Quad Learning helps make college more affordable for students, but it may also be part of a shift that moves community colleges’ focus away from those most in need.
Community colleges in Spokane, Wash., have experienced a sharp increase in international applications over the last two years, many of them from China, thanks to a targeted marketing campaign run by Quad Learning.
The venture-backed startup launched its pilot program in Spokane in 2012 and now operates in five community college systems, creating and marketing an initiative it calls “American Honors.” The program provides services for high-achieving students who want to transfer to elite universities, and it is meant to bring in applicants who traditionally wouldn't consider a community college: those from out of county, out of state, and even out of country. In Spokane, 20% of students enrolled in the program are international, for instance.
“It's all about college affordability,” said Phil Bronner, a former venture capitalist who now serves as Quad Learning's founder and CEO. Transferring from community colleges to four-year institutions is “the highest-value pathway in higher ed,” he said. “You get the same degree at a dramatically lower cost than attending a four-year institution.”
As a business, Quad Learning has borrowed part of its model from one of the education world's most successful startups: 2U, which went public last month and helps universities create online degree programs.

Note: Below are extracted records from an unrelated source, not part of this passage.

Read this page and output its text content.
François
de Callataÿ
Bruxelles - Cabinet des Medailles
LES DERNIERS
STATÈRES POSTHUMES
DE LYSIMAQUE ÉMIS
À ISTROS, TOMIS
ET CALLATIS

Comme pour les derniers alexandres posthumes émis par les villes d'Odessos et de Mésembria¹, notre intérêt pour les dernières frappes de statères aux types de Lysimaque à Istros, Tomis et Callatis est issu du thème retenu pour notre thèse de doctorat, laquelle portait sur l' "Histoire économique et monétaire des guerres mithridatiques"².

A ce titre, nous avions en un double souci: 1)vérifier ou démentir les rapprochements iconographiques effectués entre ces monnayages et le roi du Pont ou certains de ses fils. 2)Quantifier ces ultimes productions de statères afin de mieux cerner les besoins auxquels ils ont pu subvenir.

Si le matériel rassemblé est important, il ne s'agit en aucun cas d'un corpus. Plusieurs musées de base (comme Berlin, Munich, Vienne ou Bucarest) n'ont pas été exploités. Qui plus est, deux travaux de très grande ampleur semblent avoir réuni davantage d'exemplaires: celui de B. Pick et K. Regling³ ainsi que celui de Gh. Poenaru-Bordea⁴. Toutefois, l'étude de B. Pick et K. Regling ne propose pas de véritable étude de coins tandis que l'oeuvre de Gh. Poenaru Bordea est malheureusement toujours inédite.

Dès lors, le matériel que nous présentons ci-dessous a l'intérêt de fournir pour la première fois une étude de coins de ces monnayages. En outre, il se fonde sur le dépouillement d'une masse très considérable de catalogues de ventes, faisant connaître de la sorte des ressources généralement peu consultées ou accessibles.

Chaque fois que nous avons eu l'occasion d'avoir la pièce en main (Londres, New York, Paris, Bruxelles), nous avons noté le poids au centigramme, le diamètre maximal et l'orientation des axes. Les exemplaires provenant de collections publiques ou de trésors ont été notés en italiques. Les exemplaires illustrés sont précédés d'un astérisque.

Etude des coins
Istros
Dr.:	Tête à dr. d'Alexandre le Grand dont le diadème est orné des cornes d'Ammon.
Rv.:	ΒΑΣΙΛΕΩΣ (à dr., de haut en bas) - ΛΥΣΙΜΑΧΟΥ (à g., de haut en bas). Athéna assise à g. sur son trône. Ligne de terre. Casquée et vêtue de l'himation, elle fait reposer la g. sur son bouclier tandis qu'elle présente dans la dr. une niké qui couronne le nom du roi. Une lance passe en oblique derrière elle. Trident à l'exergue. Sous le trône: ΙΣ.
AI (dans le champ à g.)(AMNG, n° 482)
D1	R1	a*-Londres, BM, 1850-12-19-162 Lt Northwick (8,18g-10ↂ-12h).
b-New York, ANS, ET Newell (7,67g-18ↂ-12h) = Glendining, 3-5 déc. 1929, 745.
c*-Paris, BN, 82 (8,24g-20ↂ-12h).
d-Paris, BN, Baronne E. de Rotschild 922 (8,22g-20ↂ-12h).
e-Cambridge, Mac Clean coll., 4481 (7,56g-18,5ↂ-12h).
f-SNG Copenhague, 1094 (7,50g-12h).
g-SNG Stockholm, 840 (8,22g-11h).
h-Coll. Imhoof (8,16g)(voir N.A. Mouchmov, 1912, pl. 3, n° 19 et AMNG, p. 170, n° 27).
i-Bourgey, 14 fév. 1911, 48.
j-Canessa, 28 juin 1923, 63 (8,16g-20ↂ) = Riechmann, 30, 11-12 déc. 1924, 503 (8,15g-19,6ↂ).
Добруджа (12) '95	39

Quad Learning partners with community colleges to create honors programs, providing advising and transfer partnerships to students and marketing and faculty advising services to the colleges themselves. Like 2U, Quad Learning makes its money from a revenue-sharing program — American Honors students pay a $2,500 fee on top of the college's tuition.
International students pay more: a flat $12,900, which Quad Learning says covers “additional supports.”
By bringing an entirely new type of student to two-year schools, Quad Learning is hoping to capitalize on a transformative moment for community colleges. Student debt levels are rising, admissions at elite universities are inching lower, and many two-year institutions are realizing that now is the time to shed their image as the underachieving, underfunded stepchildren of American higher education.
Recently, community colleges have grabbed headlines for increasingly dropping words like “community” and “technical” from their name. Many have even begun to offer four-year bachelor's degree programs; 21 states now allow community colleges to grant bachelor's degrees, and a bill in California is currently on the horizon.
“With American Honors, we're really redefining community colleges and broadening the scope,” said Lisa Avery, an administrator at Community Colleges of Spokane (CCS). “We have seen so much international interest.”
For the community college system for the state of Indiana, IvyTech, director of communications Jeff Fanter says Quad Learning's program has “gotten us in front of an audience where we wouldn't even be on their radar. They have a perception of who they think we are, but American Honors helps us change that perception.”
But some worry that by embracing new names, four-year degrees, and selective programs like American Honors, community colleges are trying to remake themselves in the image of four-year schools — and could end up leaving behind many of the very students they were created to serve.
“Community colleges should not be looking out of their communities to artificially boost enrollment or completion rates,” said Tom Sugar, a senior vice president at College Complete America, a nonprofit focused on increasing college graduation rates. “Institutions that are trying to decide whether to go in this direction should say no, we're going to focus on the students we're currently serving.”
Hunter Boylan, the director of the National Center for Developmental Education and a professor at Appalachian State University, says he has seen a trend of “mission creep” at community colleges. As institutions add selective programs and four-year degrees, “they reduce the emphasis on two-year and vocational degrees. Those are the right choice for a lot of students.”
The “mission creep” is tied in part to recent criticism of community colleges, which have come under fire for low graduation rates and ineffective remedial education programs. Sugar and College Complete America blasted most remedial classes as a “road to nowhere.”
Community colleges also have an incentive to add four-year programs because some vocational programs are in danger of being caught up in the Obama administration's “gainful employment” crackdown. Though it was targeted at for-profit colleges, the regulations include some community college programs with high student-debt-to-income ratios.
Spokane received 800 applications last fall for just 175 spots in the American Honors program, giving it an acceptance rate near that of schools like Tufts University and UCLA.
“Any time you have a community college attempt to improve their image by becoming more selective, they're systematically leaving out our poorest citizens,” said Boylan.
At CCS, Avery said that serving students on both ends of the spectrum has often created a “dilemma.” Though Spokane has embraced international students and added four-year degrees, it is also working to reform its developmental math and trade programs.
“We have tried to be true to being of and for the people,” Avery said. “We don't want to become an elite-only community college.”